Görmek
istediğimizi mi görüyoruz, yoksa görmek istemediklerimizi mi bilemem amma rüyalar
müthiş. Nasıl çalışıyor kim bilir bilinçaltı en derinler uykularda. En sevdiğim
birkaç insan benim kullandığım bir araba ile akşam vakti gidiyoruz şehrin
göbeğinde bir yerde. Camdan dışarı bakıyorum bir an, müthiş bir manzara, inanılmaz
çok sayıda yıldız kayıyor. Amma gözle takip edemeyeceğiniz kadar çok sayıda
yıldız kayıyor ha bire.
Matrix.
Bilinmeyen fena tahrik edici,
Şahane.
Demeğe
kalmadı,
Devasa bir
meteorda eklendi bu sefer kayan yüzlerle yıldıza, yana tutuşa bir alev topu dünyaya
çarptı. Bizlerden çok uzaklara bir yerlere. Sarsılmadık bile.
Amma,
Dakikalarca
kaydı yıldızlar. Bitmedi bitmedi.
Bembeyaz ışık
çizgileri onlarla aynı anda gökyüzünde. Hala gözümün önünden gitmiyor,
Ne o yıldızlar
ne de o alev topu meteor. Memnunum bu arada halimden. Şikayetçi değilim. Kabus
değil yani. Müthiş bir mutlulukla huzur.
Muhteşem bir
sahne çünkü. Verdiği hislerde.
Ve nedense o
alev topu meteorda katiyen ürkütücü değil. Nedense.
Ne alaka
şimdi?
Mutlaka izah
edeni çıkar. Rüya yorumcusu. Hatta rüya yorum kitapları bile var.
Mesela,
Biri çıksa
dese ki sakın çıkma evden bugün, felaket haberi alacaksın başına bir şey
düşecek o dakika öleceksin orada,
Veya,
Bir başka
biri çıksa sevinçlere boğacak seni ışıklar falan dese, hatta biri de çıkıp kıçın
açıkta kalmış dese,
Hangisine
inanacağım?
Bazen
düşünürüm,
Yaşadığımız
hayat mı rüya?
Rüyalarda ki
rüyalarımız mı gerçek? Diye.
Bazen,
Öyle anlarla
öyle şeylerle karşılaşıyorsunuz öyle şeyler oluyor ki hayatınız da,
Ancak rüyada
olur denilecek türünden. Kontrol dışı.
Rüyalar da kontrol
dışı amma.
Yaşam da.
Aslında.
Ve de her
şeyimizin kontrol altında olduğunu kontrol altında tuttuğumuzu zannederken hem
de.
Hele
kentlerde.
Hele
metropollerde.

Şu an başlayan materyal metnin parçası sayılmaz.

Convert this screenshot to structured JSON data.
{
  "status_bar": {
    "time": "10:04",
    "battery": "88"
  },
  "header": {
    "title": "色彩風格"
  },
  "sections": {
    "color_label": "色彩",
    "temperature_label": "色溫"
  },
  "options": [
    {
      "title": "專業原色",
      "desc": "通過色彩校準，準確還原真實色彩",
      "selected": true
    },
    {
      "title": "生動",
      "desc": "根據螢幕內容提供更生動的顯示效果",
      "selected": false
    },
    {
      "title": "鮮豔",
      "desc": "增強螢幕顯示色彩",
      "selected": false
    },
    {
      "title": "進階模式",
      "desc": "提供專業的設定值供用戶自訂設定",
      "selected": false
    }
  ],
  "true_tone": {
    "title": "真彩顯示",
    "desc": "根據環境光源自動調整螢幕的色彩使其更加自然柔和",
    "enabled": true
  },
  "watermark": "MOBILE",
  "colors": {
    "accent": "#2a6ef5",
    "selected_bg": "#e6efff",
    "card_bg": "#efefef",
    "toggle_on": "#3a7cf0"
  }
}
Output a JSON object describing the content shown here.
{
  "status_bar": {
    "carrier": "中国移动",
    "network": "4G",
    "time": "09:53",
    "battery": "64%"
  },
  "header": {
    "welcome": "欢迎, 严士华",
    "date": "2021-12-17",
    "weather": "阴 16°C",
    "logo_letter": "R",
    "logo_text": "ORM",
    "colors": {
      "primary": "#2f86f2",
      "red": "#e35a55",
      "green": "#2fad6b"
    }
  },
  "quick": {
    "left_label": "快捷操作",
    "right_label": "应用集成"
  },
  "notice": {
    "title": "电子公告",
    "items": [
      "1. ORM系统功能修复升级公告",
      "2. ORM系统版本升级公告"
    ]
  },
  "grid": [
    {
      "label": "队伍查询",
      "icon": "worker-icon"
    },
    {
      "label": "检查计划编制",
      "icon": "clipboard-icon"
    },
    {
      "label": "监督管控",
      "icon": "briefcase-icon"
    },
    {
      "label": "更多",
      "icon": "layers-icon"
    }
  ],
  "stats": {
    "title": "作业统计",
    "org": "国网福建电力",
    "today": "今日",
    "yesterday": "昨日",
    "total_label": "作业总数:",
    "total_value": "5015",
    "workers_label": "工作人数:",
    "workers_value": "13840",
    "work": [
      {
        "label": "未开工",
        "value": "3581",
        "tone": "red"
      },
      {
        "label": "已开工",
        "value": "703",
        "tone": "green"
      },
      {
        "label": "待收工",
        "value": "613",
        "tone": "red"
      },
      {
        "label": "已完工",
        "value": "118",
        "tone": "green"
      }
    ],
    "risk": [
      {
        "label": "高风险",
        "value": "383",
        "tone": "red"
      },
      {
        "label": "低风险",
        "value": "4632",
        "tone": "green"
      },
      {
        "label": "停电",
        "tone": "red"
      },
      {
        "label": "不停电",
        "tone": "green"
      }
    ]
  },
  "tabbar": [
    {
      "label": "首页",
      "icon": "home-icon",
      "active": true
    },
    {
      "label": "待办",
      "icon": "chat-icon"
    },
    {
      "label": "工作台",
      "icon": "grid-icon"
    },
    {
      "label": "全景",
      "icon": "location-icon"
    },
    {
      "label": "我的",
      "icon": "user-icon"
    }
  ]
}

Ne çok şey var kontrol ettiğimiz, etmeye çalıştığımız.
Başımıza taş
yağınca ışıklar saçarak rüyamda, sabahın kör vaktinde kalktım camdan dışarı
baktım.
Yüzlerle
apartman ve apartmanların çatılarının üstünden ilerilerde gözüken orman.
Gökyüzü
mavi. Hem de,
Sabahın kör
vakti.
Binlerle on
binlerle insan uykuda hala muhtemelen.
Binlerle on
binlerle rüya görüyorlar seyrediyorlar şu an dedim.
Neler
görüyorlardır acaba rüyalarında?
Üst üste
dizilmiş binlerle insan.
Kibrit
kutusu gibi dizilmiş apartmanların kat kat dairelerinde. Aynı hizada yemek
yiyorlar aynı hizada yemek pişiriyorlar aynı hizada televizyon seyrediyorlar aynı
hizada duş alıyorlar aynı hizada uyuyorlar aynı hizada rüyalar görüyorlar aynı
hizada sevişiyorlar aynı hizada hayaller kuruyorlar aynı hizada konuşuyorlar
dinliyorlar seviniyorlar üzülüyorlar,
Ve de herkes
bir birinin tepesine sıçıyor işiyor aslında.
Üst üste.
Aynı hizada.
Arada bir plastik
boru var sadece.
Amma
sıçıyorlar tam da tepende tam da tepene. Sende birilerinin tepesine.
Hizadalar
yani.
Hizaya sokuyor
hayat insanları apartmanların katlarında.
Apartman
sevmedim sevemedim hiç. Hizaya girmeyi sevmediğimden olsa gerek.
Kışlalar
gibi. Askerlik gibi. Hiza şartı hep dehşete düşürdü beni.
Tanımadığım
tanışmak istemediğim sevmediğim sevemeyeceğim insanlarla aynı çatıların altını
paylaşmak hep sevimsiz geldi bana.
Sığıntı gibi
hissediyor insan kendini hayatının içinde.
Ne yapsan
sanki müsaadeye tabii. Hizadan çıkmaya niyetlenirsen tabii ki.
Avazın
çıktığı kadar şarkı söyleyemezsin mesela. Soğan yahnisi yapamazsın mesela.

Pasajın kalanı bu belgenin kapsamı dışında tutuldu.